Edible packaging has gained traction over the years as an alternative to plastic packaging. The need for plastic packaging in order to protect food, has led to a lot of packaging waste from the food industry. It is estimated that 8 million tonnes of plastic end up in the ocean every year. This could ultimately lead to having more plastics than fish in the sea by 2050. While innovative packaging solutions such as bioplastics have been suggested to address the plastic pollution issue, this solution is still not the best, as bioplastics are not able to break down properly when they end up in the ocean, contrary to edible packaging that can be eaten or is able to break down quickly and leave behind no negative effects.

Edible Packaging Innovations

Edible packaging can be made from different constituents, one of them is milk protein. Milk protein, casein, is similar to plastic in that it is able to keep the food protected and prevent exposure to oxygen, and has no flavor. It has been found that by adding citrus pectin it is able to be more durable against higher temperatures and humidity, which may be a problem for other packaging forms.
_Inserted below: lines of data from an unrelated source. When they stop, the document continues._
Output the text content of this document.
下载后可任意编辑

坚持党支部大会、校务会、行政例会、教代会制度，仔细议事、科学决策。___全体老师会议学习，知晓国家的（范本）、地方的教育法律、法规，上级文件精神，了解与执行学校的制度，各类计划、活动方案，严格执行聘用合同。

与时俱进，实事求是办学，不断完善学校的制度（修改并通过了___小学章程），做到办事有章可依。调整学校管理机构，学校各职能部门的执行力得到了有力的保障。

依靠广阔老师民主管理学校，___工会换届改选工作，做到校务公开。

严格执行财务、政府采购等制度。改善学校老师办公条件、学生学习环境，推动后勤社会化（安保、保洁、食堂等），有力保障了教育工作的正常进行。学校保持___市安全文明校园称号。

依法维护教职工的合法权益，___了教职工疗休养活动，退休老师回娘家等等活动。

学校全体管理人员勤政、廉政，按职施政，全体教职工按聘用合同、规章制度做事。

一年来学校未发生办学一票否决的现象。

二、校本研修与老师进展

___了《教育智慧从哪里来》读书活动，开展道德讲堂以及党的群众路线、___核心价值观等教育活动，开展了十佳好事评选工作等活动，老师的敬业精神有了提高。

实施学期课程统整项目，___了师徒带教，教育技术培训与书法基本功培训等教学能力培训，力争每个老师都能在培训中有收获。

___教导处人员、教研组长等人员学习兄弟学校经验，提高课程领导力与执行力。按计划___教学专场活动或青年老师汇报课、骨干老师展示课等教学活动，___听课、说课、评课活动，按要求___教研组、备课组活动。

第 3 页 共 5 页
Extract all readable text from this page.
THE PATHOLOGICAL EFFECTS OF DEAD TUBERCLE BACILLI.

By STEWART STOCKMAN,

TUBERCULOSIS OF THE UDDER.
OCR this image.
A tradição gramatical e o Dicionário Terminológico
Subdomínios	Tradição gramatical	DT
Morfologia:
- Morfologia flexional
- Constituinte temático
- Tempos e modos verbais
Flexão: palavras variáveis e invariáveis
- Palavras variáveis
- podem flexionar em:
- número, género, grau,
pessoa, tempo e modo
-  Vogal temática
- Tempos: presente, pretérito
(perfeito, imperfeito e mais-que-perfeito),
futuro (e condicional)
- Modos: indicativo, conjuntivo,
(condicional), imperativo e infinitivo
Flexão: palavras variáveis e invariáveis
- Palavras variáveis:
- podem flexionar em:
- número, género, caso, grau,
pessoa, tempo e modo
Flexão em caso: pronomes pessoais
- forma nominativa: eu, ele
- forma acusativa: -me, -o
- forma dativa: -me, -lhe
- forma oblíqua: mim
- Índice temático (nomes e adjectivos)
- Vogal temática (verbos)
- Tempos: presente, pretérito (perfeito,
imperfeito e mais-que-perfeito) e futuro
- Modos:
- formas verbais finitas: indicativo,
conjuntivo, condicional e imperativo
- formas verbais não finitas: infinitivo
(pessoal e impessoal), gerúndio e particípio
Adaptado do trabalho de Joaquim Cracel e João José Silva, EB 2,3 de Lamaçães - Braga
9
Edible packaging can also be made from mushroom roots. This type of packaging is called Mycelium packaging, and is baked in order to create a protective cushioning. Ikea is currently trying to incorporate mycelium packaging into their supply chain.

Another ingredient that can be used is agar, a gelatinous substance in both seaweed and algae. This kind of packaging is called seaweed packaging.  Natural sweeteners and dyes can also be used to make the agar colorful and more flavorful for packaging use. An example of this is from the company Notpla who created “Ooho”, an edible sachet. You can choose to eat the sachet after drinking the liquid inside, but if you don’t it will biodegrade within 4-6 weeks. Notpla has also expanded into using seaweed to create other forms of packaging such as takeaway boxes.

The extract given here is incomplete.